QARN backs refugee status call
Friends have welcomed a suggestion by MP Kate Green
The Quaker Asylum and Refugee Network (QARN) has welcomed a suggestion made by MP Kate Green to extend the twenty-eight-day period between a person being given refugee status and being thrown out of their National Asylum Support Service (NASS) accommodation to fifty-six days.
The Labour MP for Stretford and Urmston made the suggestion to MPs at a Westminster Hall debate on refugee homelessness on 17 July.
She called for the period to be extended so there was enough time to secure a tenancy and income.
This would match the fifty-six-day period provided for under the Homelessness Reduction Act 2017, during which a person can be deemed ‘threatened with homelessness’.

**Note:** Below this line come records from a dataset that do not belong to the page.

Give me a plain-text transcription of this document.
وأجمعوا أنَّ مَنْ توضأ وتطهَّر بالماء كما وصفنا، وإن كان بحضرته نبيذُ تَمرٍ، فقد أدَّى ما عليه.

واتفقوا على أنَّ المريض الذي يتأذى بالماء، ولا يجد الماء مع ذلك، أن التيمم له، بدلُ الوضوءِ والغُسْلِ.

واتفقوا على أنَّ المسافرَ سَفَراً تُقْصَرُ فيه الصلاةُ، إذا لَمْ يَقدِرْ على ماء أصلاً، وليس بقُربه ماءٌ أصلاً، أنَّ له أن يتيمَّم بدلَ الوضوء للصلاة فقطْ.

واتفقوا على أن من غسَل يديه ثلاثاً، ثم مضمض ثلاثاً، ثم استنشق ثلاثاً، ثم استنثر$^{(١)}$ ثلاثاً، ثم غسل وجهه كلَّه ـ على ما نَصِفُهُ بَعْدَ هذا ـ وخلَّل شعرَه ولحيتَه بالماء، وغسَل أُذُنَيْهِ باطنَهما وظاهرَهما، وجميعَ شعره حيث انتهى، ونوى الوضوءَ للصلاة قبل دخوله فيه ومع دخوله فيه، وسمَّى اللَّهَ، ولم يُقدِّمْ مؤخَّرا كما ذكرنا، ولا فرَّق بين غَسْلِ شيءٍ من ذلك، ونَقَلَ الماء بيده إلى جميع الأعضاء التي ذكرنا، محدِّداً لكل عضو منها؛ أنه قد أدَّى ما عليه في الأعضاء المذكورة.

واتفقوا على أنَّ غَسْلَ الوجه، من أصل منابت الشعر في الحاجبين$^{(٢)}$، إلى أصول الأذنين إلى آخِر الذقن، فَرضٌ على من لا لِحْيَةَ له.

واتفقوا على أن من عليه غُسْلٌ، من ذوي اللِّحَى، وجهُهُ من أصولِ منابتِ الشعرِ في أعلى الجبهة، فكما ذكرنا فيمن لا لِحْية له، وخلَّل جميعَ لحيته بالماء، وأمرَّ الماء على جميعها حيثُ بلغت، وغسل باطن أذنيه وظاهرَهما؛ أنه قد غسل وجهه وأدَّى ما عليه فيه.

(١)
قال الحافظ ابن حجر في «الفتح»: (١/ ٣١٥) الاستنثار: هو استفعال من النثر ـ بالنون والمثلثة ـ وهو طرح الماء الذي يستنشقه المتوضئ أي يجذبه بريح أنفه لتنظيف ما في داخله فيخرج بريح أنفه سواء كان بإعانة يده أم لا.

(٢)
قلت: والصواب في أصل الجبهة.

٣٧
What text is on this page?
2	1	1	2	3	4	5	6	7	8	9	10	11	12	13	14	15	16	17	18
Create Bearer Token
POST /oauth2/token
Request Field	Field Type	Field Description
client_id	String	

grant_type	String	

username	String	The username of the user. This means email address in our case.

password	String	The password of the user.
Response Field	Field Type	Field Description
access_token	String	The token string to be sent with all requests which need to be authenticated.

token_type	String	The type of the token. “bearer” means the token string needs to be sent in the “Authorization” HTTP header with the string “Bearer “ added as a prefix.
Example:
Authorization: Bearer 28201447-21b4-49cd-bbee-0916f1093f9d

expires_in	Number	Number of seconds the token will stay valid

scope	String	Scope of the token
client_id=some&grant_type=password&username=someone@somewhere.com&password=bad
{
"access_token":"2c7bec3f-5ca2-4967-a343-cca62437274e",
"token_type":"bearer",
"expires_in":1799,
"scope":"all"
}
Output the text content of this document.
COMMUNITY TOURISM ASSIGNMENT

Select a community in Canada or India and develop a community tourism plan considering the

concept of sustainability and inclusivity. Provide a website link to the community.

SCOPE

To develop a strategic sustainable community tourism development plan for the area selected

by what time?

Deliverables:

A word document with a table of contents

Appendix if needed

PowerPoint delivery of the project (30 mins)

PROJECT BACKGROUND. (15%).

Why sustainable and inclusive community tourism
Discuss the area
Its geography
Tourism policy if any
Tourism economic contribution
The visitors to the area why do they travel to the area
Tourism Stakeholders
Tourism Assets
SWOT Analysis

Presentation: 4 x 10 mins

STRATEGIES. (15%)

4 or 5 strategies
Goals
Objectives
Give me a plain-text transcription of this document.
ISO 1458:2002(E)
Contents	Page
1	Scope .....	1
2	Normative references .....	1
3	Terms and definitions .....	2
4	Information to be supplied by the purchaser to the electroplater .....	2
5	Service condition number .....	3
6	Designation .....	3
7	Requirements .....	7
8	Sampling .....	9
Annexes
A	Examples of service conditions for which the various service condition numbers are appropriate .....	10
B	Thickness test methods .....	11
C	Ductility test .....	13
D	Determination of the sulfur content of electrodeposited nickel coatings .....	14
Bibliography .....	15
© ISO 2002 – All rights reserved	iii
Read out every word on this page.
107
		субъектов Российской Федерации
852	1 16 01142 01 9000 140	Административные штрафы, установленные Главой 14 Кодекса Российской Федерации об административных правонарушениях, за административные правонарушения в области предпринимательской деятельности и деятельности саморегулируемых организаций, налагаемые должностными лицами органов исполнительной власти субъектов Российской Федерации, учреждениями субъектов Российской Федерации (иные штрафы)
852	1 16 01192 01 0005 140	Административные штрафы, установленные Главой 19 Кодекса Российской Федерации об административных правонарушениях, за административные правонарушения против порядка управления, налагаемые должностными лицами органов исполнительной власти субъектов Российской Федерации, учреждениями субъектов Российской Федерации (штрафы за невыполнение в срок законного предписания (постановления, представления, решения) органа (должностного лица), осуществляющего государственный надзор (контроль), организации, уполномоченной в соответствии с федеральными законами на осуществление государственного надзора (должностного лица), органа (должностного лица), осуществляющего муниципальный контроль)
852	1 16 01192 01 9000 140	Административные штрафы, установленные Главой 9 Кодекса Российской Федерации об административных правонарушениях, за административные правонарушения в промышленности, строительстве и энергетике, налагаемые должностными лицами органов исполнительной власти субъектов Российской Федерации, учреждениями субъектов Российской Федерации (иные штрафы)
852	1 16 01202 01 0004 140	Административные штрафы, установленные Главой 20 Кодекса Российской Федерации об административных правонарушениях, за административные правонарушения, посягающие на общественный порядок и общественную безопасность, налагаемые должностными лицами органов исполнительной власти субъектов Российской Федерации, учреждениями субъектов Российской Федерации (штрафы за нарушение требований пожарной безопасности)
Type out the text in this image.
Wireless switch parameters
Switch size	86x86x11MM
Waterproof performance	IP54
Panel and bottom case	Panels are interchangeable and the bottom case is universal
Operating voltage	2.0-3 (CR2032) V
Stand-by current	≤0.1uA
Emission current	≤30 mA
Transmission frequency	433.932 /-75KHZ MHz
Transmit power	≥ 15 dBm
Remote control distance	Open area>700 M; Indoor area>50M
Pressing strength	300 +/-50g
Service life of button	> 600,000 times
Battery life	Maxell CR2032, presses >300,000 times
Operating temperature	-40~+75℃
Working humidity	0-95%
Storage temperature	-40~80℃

Fred Ashmore, a member of the QARN Steering Group, told the Friend: ‘Everyone who works with refugees knows about the problem of success. We hear about those successful people who have finally won their case and have refugee status, and how they end up on the streets because it is plainly impossible to negotiate all the hurdles in twenty-eight days. Our system is impossibly difficult.’
Barbara Forbes, of the QARN Steering Group, agreed. She said: ‘In Birmingham, you have to wait until the final day and then declare yourself homeless. And then you’re likely to get stuck in a cramped hotel room (even if a family) for months on end.’